Rug & Weave: Like home away from home

BY CHRIS TIESSEN

‘Everything about this place is gorgeous,’ I remark. Then I whisper, only to myself, with a smile: ‘I’m pretty sure I’d live here if you’d let me.’ I step further into the space and revel in the details. The coarse brick walls and crude wood-slat ceiling – painted a brilliant white in defiance of their industrial past. The ample windows and exposed ductwork adding to the space’s condo chic aesthetic. So bright. And congenial. The perfect backdrop for showcasing beautiful things. Which are all around me.
Colourful vintage Persian rugs hand-woven in Iran. Pillows, throws and blankets made out of gorgeous vintage Moroccan and Turkish fabrics and created in-house. Handcrafted ceramic mugs and dishes. Carved wooden kitchen utensils. Beautiful handcrafted keepsakes that can transform any place into a spectacular living space.
‘I could seriously live here,’ my inner self insists.

And, after a second, demurs: ‘Or at least shop in this glorious showroom.’

‘It’s certainly taken us a ton of work to get this far,’ Sarah McBean tells me, referring to the space and the business that occupies it. Her business – and that of her husband, Svein. Rug & Weave. Located in a sprawling one-storey industrial building on York Road in Guelph. In what’s got to be the city’s hippest nook. A ragtag of industrial buildings joined over the decades by some sort of wizardry. Housing such fantastic local brands as mid-century modern furniture makers era66; husband-wife painting tour de force KIAM; craft beer wizards Royal City Brewing Co; the Grotto climbing gym; and more. ‘But,’ she adds, ‘we seem to be getting there.’

She’s underplaying their achievement, to be sure. Consider this: in a little over three years Sarah and Svein have grown Rug & Weave from an Etsy shop run out of their house to a juggernaut with several employees and a customer base that spans the globe. And this splendid space – which serves as a warehouse, production facility and the aforementioned showroom – is evidence of the company’s growth and success. Granted, things were not always this way.
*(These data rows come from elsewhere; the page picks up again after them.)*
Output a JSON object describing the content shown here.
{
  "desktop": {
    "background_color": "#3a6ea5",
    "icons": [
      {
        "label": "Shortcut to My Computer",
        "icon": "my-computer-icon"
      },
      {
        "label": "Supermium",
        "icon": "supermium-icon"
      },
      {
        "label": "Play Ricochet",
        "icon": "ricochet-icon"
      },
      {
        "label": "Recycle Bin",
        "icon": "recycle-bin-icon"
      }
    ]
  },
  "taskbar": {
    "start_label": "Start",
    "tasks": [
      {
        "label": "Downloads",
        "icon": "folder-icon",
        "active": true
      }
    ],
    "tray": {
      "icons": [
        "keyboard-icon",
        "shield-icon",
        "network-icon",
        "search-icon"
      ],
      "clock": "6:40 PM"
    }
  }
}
‘This whole business started when we were renovating our house a few years back, and Sarah wanted a kilim rug for the finished bathroom,’ Svein begins – their little baby Finn perched on his shoulders. ‘We couldn’t locate just what she had in mind anywhere, until I found a woman selling them on kijiji.’ With a bemused look on his face, Svein continues: ‘As kijiji sales tend to go, I met her in a Starbucks parking lot where she had what seemed like a mountain of rugs in the trunk of her car.’ This is where the narrative moves into the realm of fairy-tale. ‘We ended up buying all her stash,’ Svein says ‘and, to make a long story short, took over the business. And,’ he adds, nonchalantly, ‘now we’re here.’
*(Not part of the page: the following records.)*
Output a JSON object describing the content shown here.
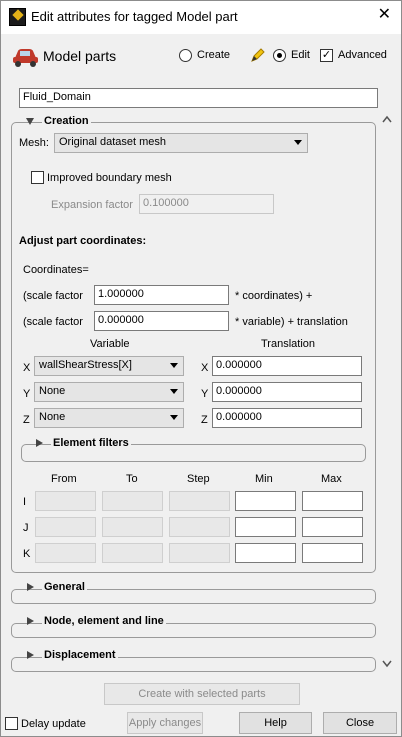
{
  "window": {
    "title": "Edit attributes for tagged Model part"
  },
  "header": {
    "label": "Model parts",
    "create_label": "Create",
    "edit_label": "Edit",
    "advanced_label": "Advanced"
  },
  "part_name": "Fluid_Domain",
  "creation": {
    "title": "Creation",
    "mesh_label": "Mesh:",
    "mesh_value": "Original dataset mesh",
    "improved_label": "Improved boundary mesh",
    "expansion_label": "Expansion factor",
    "expansion_value": "0.100000",
    "adjust_title": "Adjust part coordinates:",
    "coordinates_label": "Coordinates=",
    "scale1_label": "(scale factor",
    "scale1_value": "1.000000",
    "scale1_suffix": "* coordinates) +",
    "scale2_label": "(scale factor",
    "scale2_value": "0.000000",
    "scale2_suffix": "* variable) + translation",
    "variable_header": "Variable",
    "translation_header": "Translation",
    "rows": [
      {
        "axis": "X",
        "variable": "wallShearStress[X]",
        "taxis": "X",
        "translation": "0.000000"
      },
      {
        "axis": "Y",
        "variable": "None",
        "taxis": "Y",
        "translation": "0.000000"
      },
      {
        "axis": "Z",
        "variable": "None",
        "taxis": "Z",
        "translation": "0.000000"
      }
    ],
    "element_filters_title": "Element filters",
    "filter_headers": [
      "From",
      "To",
      "Step",
      "Min",
      "Max"
    ],
    "filter_rows": [
      "I",
      "J",
      "K"
    ]
  },
  "sections": {
    "general": "General",
    "node": "Node, element and line",
    "displacement": "Displacement"
  },
  "footer": {
    "create_button": "Create with selected parts",
    "delay_label": "Delay update",
    "apply_button": "Apply changes",
    "help_button": "Help",
    "close_button": "Close"
  }
}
Here. In this alluring space. Large enough for this thriving business. For now, at least. I follow Sarah and Svein (and little Finn) from the showroom to the warehouse, which is bigger, and serves as an eclectic workspace. And home to semi-regular events that Rug & Weave have begun to host for clients – including yoga, weaving and kombucha-brewing workshops, and more. I look around the large space. Carly, the seamstress, is assembling pieces of bright patterned Turkish fabric for a pillow while Matt is reclined on an antique couch, working on a laptop. (While the Rug & Weave showroom is a real showstopper, the bulk of their business is in online sales.) Around a corner – near what seem to be mountains of rugs and fabrics – Julia and Kristina are taking a break from their work with a game of ping pong. The shop dog, Rico, is relaxing at Carly’s feet. Everything is so agreeable. And cozy.

Familial, even. Indeed, it feels like a happy home filled with wonderful people surrounded by beautiful things.

And this, I assume, is how it’s supposed to feel. After all, Rug & Weave is a business that’s all about transforming discrete architectural areas into spectacular living spaces. ‘Our goal here,’ Sarah tells me once we’re back in the showroom, ‘is to showcase what we do best – which is curating uniquely-arresting products that can elevate any home. Products that you won’t be able to find anywhere else. But that you can see, and feel, and smell, and purchase, here.’ I look around the showroom one last time and, palpably affected by the rich texture of it all, observe myself carefully assessing the dynamics of the space.

Looking for a place where I can fit a bed – for when I move in.